Co tam alkohol, narkotyki, czy papierosy! Co tam adrenalina, czy hazard. Podróże, to dopiero jest uzależnienie! I podobno nieuleczalne! No bo co? Plasterek sobie przykleisz na ramie, na odwyk pójdziesz? Albo wszystko już zobaczysz i świat Ci się skończy! Lepiej po prostu nie ryzykuj i nigdzie nie jedź!
10. Wszędzie dobrze, ale w domu najlepiej.
Bo przecież park na Twoim osiedlu, to najpiękniejszy kawałek zieleni jaki kiedykolwiek widziałeś. Nigdzie nie jadłeś smaczniejszych bułek, niż te kupione w piekarni Pani Halinki. I przecież masz tu swoje wszystkie ulubione rzeczy! Codziennie ten sam widok za oknem, ta sama kanapka z wiśniowym dżemem i ta sama rutyna… Najlepsza. Bo siedząc w domu i robiąc wciąż to samo, nigdy nie sprawdzisz, czy gdzieś na świecie istnieje zupełnie inna rzeczywistość…
A Wy przez które z tych powodów najczęściej decydujecie się zostać w domu?
Komentarze
Wiedziałam, że to będzie dobry tekst! I nie myliłam się! Widząc tytuł od razu założyłam, że coś będzie nie tak i zostanę zrobiona w konia. Brawo! To jest naprawdę świetny materiał i nieźle się uśmiałam, bo wiele z tych punktów jest dla mnie ogromną zaletą podróżowania, ale rzeczywiście (niestety!) jest ogrom ludzi, dla których jest to minus. Więc mimo wszystko, w swoim prześmiewczym stylu, artykuł w ułamku procenta, jest jednak prawdziwy dla części społeczeństwa. Udostępniam na fb! 🙂
Bardzo się cieszymy, że ci się podoba 🙂 A juz zwłaszcza, że udał nam się Ciebie rozśmieszyć!

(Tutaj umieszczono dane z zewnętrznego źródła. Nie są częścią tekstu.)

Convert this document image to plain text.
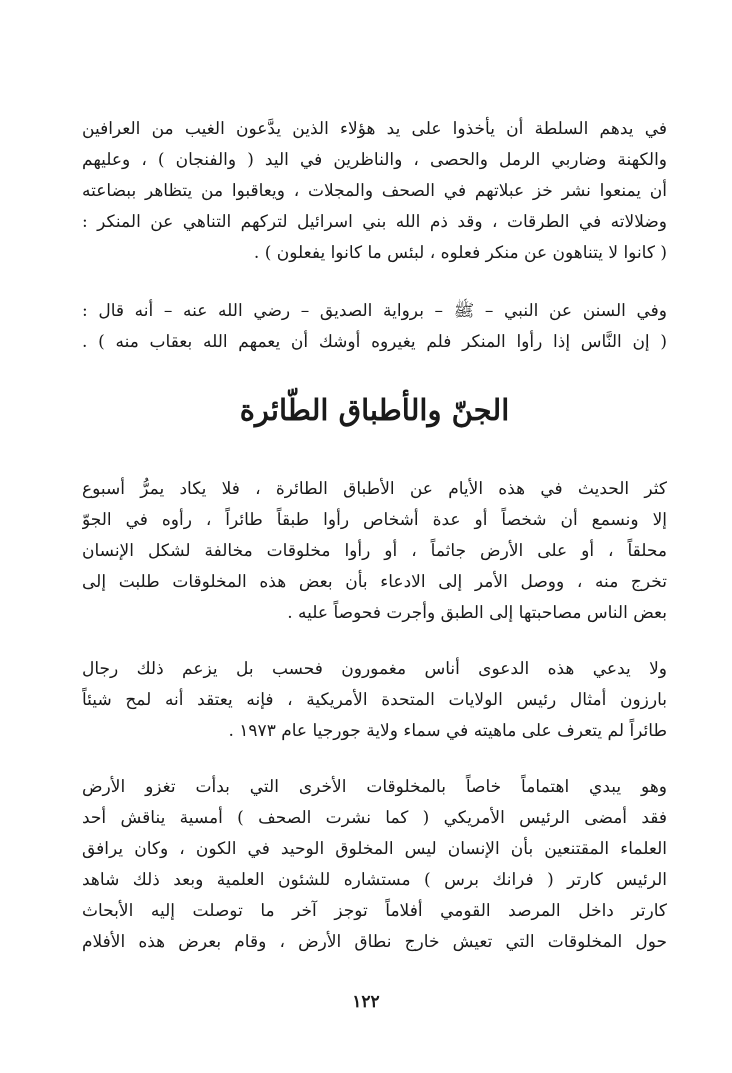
في يدهم السلطة أن يأخذوا على يد هؤلاء الذين يدَّعون الغيب من العرافين
والكهنة وضاربي الرمل والحصى ، والناظرين في اليد ( والفنجان ) ، وعليهم
أن يمنعوا نشر خز عبلاتهم في الصحف والمجلات ، ويعاقبوا من يتظاهر ببضاعته
وضلالاته في الطرقات ، وقد ذم الله بني اسرائيل لتركهم التناهي عن المنكر :
( كانوا لا يتناهون عن منكر فعلوه ، لبئس ما كانوا يفعلون ) .
وفي السنن عن النبي – ﷺ – برواية الصديق – رضي الله عنه – أنه قال :
( إن النَّاس إذا رأوا المنكر فلم يغيروه أوشك أن يعمهم الله بعقاب منه ) .
الجنّ والأطباق الطّائرة
كثر الحديث في هذه الأيام عن الأطباق الطائرة ، فلا يكاد يمرُّ أسبوع
إلا ونسمع أن شخصاً أو عدة أشخاص رأوا طبقاً طائراً ، رأوه في الجوّ
محلقاً ، أو على الأرض جاثماً ، أو رأوا مخلوقات مخالفة لشكل الإنسان
تخرج منه ، ووصل الأمر إلى الادعاء بأن بعض هذه المخلوقات طلبت إلى
بعض الناس مصاحبتها إلى الطبق وأجرت فحوصاً عليه .
ولا يدعي هذه الدعوى أناس مغمورون فحسب بل يزعم ذلك رجال
بارزون أمثال رئيس الولايات المتحدة الأمريكية ، فإنه يعتقد أنه لمح شيئاً
طائراً لم يتعرف على ماهيته في سماء ولاية جورجيا عام ١٩٧٣ .
وهو يبدي اهتماماً خاصاً بالمخلوقات الأخرى التي بدأت تغزو الأرض
فقد أمضى الرئيس الأمريكي ( كما نشرت الصحف ) أمسية يناقش أحد
العلماء المقتنعين بأن الإنسان ليس المخلوق الوحيد في الكون ، وكان يرافق
الرئيس كارتر ( فرانك برس ) مستشاره للشئون العلمية وبعد ذلك شاهد
كارتر داخل المرصد القومي أفلاماً توجز آخر ما توصلت إليه الأبحاث
حول المخلوقات التي تعيش خارج نطاق الأرض ، وقام بعرض هذه الأفلام
١٢٢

Niestety dla całkiem sporej części te argumenty bywają kluczowe 🙂
Bardzo dziękujemy za udostępnienie!
Uśmiałam się jak norka! :))) Tekst jest przewrotny, ale wiem, że istnieją takie osobniki. I powiem szczerze, że bardzo mnie to cieszy. Dzięki temu, że oni siedzą w domu, i tak oblegane szlaki turystyczne, są przynajmniej trochę mniej zatłoczone 🙂
Nie wiemy jak się śmieje norka, ale na pewno bardzo pozytywnie 😀
Z tym miejscem na szlakach to święte słowa!
Także nie ma tego złego… 😉
Fajny wpis 🙂 Uwielbiam podróżować, każdego roku staramy się wybrać w jakieś ciekawe miejsce. Co ciekawe tuż przed wyjazdem towarzyszą mi myśli podobne do tych, które wymieniłaś: po co mi to, mogłabym siedzieć w domu zamiast się pakować, spać w swoim łóżku zamiast gnieść się na ciasnym siedzenie w samolocie, oglądać telewizję zamiast dźwigać malucha na rękach w czasie zwiedzania jakiegoś miasteczka…tak jest dopóki nie wyjdziemy z domu 🙂 Potem się wszystko zmienia, jestem podekscytowana i nie mogę się doczekać nowych doświadczeń. Nigdy się jeszcze nie zawiodłam na podróżach, choć czasem wracałam znacznie bardziej zmęczona 🙂
Całe szczęście, że w porę pojawia się bodziec, który każe ruszyć się z domu! 🙂
Nam też nigdy nie zdarzyło się zawieść na podróżowaniu. I chociaż też czasem wracamy zmęczeni, to jest to bardzo przyjemny rodzaj zmęczenia ! 😀
I zaraz po powrocie chcemy jeszcze!! 🙂
Absolutnie genialny tekst! Uśmiałam się niesamowicie. A te wszystkie argumenty to tak, jakbym słyszała mojego męża (domatora) – ale jak już gdzieś go wyciągnę, to w końcu jest bardzo zadowolony 🙂
Tak to już często bywa, że ciężko się ruszyć, ale jak już się ruszy to nie chce się wracać!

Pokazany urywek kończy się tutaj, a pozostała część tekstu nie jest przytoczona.